Tuscaloosa County Commission v. Deputy Sheriffs' Ass'n

This is the third time these parties have been before this Court. See Ex parte Deputy Sheriff's Association,610 So.2d 1159 (Ala. 1992), and Tuscaloosa County Commission v. DeputySheriffs' Association, 589 So.2d 687 (Ala. 1991). The entire controversy between them stems from the Tuscaloosa County Commission's refusal to give the Tuscaloosa County deputy sheriffs a salary increase pursuant to Act No. 323, 1975 Ala. Acts.

This Court in 1991 interpreted the Act and held that the deputies were entitled to the salary increase. TuscaloosaCounty Commission v. Deputy Sheriffs' Association, supra. We held that the statute was clear and unambiguous, and we stated "that the compensation of a law enforcement officer working for the Tuscaloosa County Sheriff's Department is not to be less than that of a state trooper with comparable years of service and comparable rank and position." 589 So.2d at 689.
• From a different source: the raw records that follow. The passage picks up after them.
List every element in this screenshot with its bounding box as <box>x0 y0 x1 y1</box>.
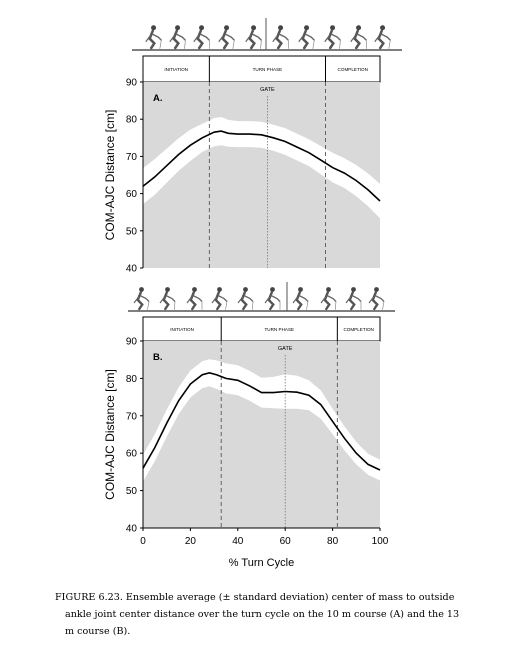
skier-figure <box>345 287 362 311</box>
x-tick-label: 40 <box>232 536 244 547</box>
x-tick-label: 80 <box>327 536 339 547</box>
x-tick-label: 100 <box>372 536 389 547</box>
skier-figure <box>292 287 309 311</box>
y-tick-label: 90 <box>126 78 138 89</box>
y-tick-label: 40 <box>126 524 138 535</box>
skier-figure <box>145 25 162 50</box>
phase-label-completion: COMPLETION <box>343 327 373 332</box>
x-axis-label: % Turn Cycle <box>229 557 294 569</box>
skier-figure <box>324 25 341 50</box>
y-tick-label: 60 <box>126 449 138 460</box>
mean-line <box>142 130 381 202</box>
caption-line-1: FIGURE 6.23. Ensemble average (± standar… <box>55 592 455 603</box>
figure-caption: FIGURE 6.23. Ensemble average (± standar… <box>55 589 475 640</box>
gate-label: GATE <box>278 346 293 352</box>
y-axis-label: COM-AJC Distance [cm] <box>103 110 117 241</box>
phase-label-turn-phase: TURN PHASE <box>253 67 283 72</box>
std-dev-band <box>143 117 380 219</box>
skier-figure <box>211 287 228 311</box>
skier-figure <box>320 287 337 311</box>
phase-label-initiation: INITIATION <box>164 67 188 72</box>
skier-figure <box>159 287 176 311</box>
x-tick-label: 0 <box>140 536 146 547</box>
phase-header <box>142 316 381 342</box>
skier-sequence-illustration-a <box>132 18 402 51</box>
phase-label-initiation: INITIATION <box>170 327 194 332</box>
phase-label-completion: COMPLETION <box>338 67 368 72</box>
skier-sequence-illustration-b <box>128 282 395 312</box>
gate-label: GATE <box>260 87 275 93</box>
skier-figure <box>368 287 385 311</box>
y-tick-label: 70 <box>126 152 138 163</box>
skier-figure <box>272 25 289 50</box>
phase-header <box>142 55 381 83</box>
skier-figure <box>245 25 262 50</box>
skier-figure <box>298 25 315 50</box>
skier-figure <box>133 287 150 311</box>
skier-figure <box>374 25 391 50</box>
caption-line-3: m course (B). <box>65 626 131 637</box>
y-tick-label: 40 <box>126 264 138 275</box>
skier-figure <box>350 25 367 50</box>
y-tick-label: 90 <box>126 337 138 348</box>
y-tick-label: 70 <box>126 411 138 422</box>
skier-figure <box>186 287 203 311</box>
skier-figure <box>218 25 235 50</box>
skier-figure <box>237 287 254 311</box>
x-tick-label: 60 <box>280 536 292 547</box>
phase-label-turn-phase: TURN PHASE <box>264 327 294 332</box>
y-tick-label: 80 <box>126 115 138 126</box>
panel-label: B. <box>153 352 163 363</box>
y-tick-label: 80 <box>126 374 138 385</box>
mean-line <box>142 371 381 471</box>
panel-a: INITIATION TURN PHASE COMPLETION GATE 40 50 60… <box>103 55 381 275</box>
y-tick-label: 50 <box>126 486 138 497</box>
y-axis-label: COM-AJC Distance [cm] <box>103 369 117 500</box>
y-tick-label: 60 <box>126 189 138 200</box>
panel-b: INITIATION TURN PHASE COMPLETION GATE 40 50 60… <box>103 316 389 569</box>
caption-line-2: ankle joint center distance over the tur… <box>65 609 460 620</box>
y-tick-label: 50 <box>126 226 138 237</box>
panel-label: A. <box>153 93 163 104</box>
x-tick-label: 20 <box>185 536 197 547</box>
skier-figure <box>169 25 186 50</box>
skier-figure <box>264 287 281 311</box>
skier-figure <box>193 25 210 50</box>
After this Court issued its opinion at 589 So.2d 687, the Commission voted (1) to rescind certain rank advancement that the Commission had earlier granted and (2) to discontinue the payment of a per diem stipend to each of the deputies. The Deputy Sheriffs' Association asked the trial court to set aside these two actions of the Commission. Further, the Association requested attorney fees pursuant to the Alabama Litigation Accountability Act ("A.L.A. Act"). After a hearing, the trial court ruled that: (1) the rank rollbacks were a permissible measure by the Commission; (2) the deputies were entitled to continue to receive the per diem stipend; and (3) the deputies were not entitled to attorney fees. The Commission appeals from the ruling concerning the per diem stipend, and the Association cross-appeals the rulings with respect to the rollbacks and attorney fees.

Commission's Appeal The Commission contends that the trial court erred in ordering it to pay the deputies a per diem stipend. It argues that Ala. Code 1975, § 36-21-2, which provides an $8 subsistence allowance to certain law enforcement officers, does not specifically mention employees of the Tuscaloosa County Sheriff's Department, and that those persons are therefore not entitled to the stipend.

The Association argues that it has never maintained that its members' right to the per diem stipend derives directly from § 36-21-2. Rather, it says, the Commission's prior *Page 444 action in paying the per diem stipend now bars the Commission from terminating it.

The record reveals that the Commission paid the deputies the per diem stipend from 1975 until it terminated the allowances by resolution on October 2, 1991, which was after this Court had ruled that the deputies were entitled to pay raises. The per diem stipend was originally $5, but was raised to $8 when the state trooper per diem stipend was raised.

We find no statute that obligates the Commission to pay the per diem stipend, and no decision of this Court mandates that the Commission pay the per diem stipend. In fact, this Court has established that "[u]nder the clear wording of [§ 36-21-2], only those state law enforcement officers who are employed by the specifically enumerated departments are eligible to receive the allowance." Moody v. Ingram, 361 So.2d 513, 516 (Ala. 1978). The Tuscaloosa County Sheriff's Department is not one of those specifically enumerated departments. Therefore, the trial court erred in holding that the deputies were entitled to the per diem stipend.

Association's Cross-Appeal The Association contends that the trial court erred in failing to rescind the Commission's rank rollbacks of certain deputies. It argues that the legal principles of res judicata and the law of the case bar the Commission's demotion of the deputies. We disagree.

In October 1980, the Commission, by resolution, reclassified 15 deputies to ranks higher than those required by Act No. 323.1 In October 1991, the Commission reclassified the deputies that had been upgraded in 1980, to return them to the ranks as set out in the Act. The duties of the deputies affected were not changed by either action of the Commission. The second reclassification brought those particular deputies back down to the level required by Act No. 323, and no deputy received a salary that was less than that received by a state trooper with comparable years of service and comparable rank and position.

The trial court correctly ruled that the Commissions's action was not prohibited by law. The parties have cited no prior opinion of this Court prohibiting the Commission from adjusting the salaries of the deputies so long as the adjusted salaries are not less than the salaries of comparably situated state troopers.

Regarding attorney fees, we find no error in the trial court's denial of the Association's request. Whether to award such fees is within the sound discretion of the trial court.

AFFIRMED IN PART; REVERSED IN PART; AND REMANDED.

HORNSBY, C.J., and SHORES, HOUSTON, STEAGALL and COOK, JJ., concur.

MADDOX, J., dissents.

1 Act No. 323 required the Commission to maintain salaries for the deputies of the sheriff's department that would not be less than those received by state troopers with comparable years of service and comparable rank and position.